Visitor spending slumped
Spending by tourists slumped last year to its lowest level since 2001, new figures show.
Visitors spent six per cent less in the year to December 2012, compared with the previous year, according to the Business, Innovation and Employment Ministry's quarterly international visitor survey.
Peter Ellis, tourism research and evaluation manager at the ministry, said last year's spending slip could partly be blamed on a two per cent fall in visitor numbers. ''The drop also reflects global economic conditions and the strong New Zealand dollar.''
Ellis said 2011 had been a good year for tourism and spending, due to the Rugby World Cup.
''[That] outweighed the other challenges of that year. We're now seeing a return to the decline in tourist spend that was occurring before the Cup.''
The most notable trends last year were the decreases in spend by British visitors - down 21 per cent on an 18 per cent fall in visitors - and in the total amount spent by holidaymakers, down 11 per cent.

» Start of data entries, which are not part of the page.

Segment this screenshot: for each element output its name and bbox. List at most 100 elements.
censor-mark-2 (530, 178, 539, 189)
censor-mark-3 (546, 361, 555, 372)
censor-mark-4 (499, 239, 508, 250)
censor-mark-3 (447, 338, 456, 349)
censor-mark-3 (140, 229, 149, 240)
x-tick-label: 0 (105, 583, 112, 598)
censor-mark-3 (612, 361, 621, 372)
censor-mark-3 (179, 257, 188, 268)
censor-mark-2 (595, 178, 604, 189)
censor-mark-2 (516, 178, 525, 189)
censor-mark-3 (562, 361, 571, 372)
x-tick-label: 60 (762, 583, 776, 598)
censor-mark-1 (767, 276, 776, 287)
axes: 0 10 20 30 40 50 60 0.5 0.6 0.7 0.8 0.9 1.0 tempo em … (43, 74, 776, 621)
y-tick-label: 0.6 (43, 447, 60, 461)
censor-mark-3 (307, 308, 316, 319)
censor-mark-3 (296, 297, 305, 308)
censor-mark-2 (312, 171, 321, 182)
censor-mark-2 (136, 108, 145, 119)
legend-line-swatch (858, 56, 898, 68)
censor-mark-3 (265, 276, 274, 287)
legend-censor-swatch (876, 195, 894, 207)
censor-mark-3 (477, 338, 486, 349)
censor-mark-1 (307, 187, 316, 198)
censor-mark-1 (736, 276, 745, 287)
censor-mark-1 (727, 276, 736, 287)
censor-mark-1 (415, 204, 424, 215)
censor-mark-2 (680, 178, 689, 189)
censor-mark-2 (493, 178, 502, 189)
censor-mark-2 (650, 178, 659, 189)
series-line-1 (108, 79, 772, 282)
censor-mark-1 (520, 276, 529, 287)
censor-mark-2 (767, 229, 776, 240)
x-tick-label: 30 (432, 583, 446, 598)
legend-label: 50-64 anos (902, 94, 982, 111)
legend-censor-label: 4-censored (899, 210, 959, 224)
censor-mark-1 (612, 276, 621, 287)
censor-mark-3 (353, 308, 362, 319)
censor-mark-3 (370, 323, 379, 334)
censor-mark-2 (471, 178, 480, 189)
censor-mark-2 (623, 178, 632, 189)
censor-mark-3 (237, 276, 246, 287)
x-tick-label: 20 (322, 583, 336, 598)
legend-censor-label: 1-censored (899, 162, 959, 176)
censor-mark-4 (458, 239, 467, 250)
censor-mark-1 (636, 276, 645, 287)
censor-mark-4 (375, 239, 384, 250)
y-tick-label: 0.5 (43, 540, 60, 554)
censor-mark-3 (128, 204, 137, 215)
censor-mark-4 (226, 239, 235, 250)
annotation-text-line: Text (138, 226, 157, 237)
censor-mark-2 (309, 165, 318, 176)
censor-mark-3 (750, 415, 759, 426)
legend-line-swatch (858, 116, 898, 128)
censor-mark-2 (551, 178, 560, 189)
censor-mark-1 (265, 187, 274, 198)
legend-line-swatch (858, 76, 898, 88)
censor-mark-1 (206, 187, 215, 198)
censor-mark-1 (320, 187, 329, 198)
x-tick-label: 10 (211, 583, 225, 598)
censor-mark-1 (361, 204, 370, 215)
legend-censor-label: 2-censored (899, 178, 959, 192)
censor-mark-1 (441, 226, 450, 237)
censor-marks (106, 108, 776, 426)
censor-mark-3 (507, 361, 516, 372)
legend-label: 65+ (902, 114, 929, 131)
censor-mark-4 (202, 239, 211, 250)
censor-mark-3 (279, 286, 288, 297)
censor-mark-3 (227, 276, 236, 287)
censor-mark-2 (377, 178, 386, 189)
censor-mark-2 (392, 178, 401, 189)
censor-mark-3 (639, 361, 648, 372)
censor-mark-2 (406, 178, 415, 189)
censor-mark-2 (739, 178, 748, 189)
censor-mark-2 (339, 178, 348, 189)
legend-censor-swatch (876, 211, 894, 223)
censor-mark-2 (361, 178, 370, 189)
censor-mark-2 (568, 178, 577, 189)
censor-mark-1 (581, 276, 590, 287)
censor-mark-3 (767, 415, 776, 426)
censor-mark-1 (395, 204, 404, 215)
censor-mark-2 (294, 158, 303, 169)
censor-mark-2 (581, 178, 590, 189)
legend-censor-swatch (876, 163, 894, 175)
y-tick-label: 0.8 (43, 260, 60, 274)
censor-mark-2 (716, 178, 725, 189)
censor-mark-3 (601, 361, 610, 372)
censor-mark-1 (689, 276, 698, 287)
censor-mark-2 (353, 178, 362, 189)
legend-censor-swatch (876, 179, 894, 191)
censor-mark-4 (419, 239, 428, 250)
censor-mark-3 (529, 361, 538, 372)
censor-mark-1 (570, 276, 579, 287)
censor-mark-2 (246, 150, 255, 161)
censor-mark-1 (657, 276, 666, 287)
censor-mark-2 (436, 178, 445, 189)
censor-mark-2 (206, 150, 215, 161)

The results were in line with the ministry's forecasts, although spending by British tourists fell away faster than predicted.
''On the other hand, spend by Chinese visitors has increased by 42 per cent, exceeding our forecasts.''
China is New Zealand's second largest tourism market after Australia. The survey is based on interviews with 5200 tourists per year flying out of New Zealand airports.
Statistics New Zealand data released earlier this months shows there were 40,700 fewer visitor arrivals from Britain last year, compared with 2011.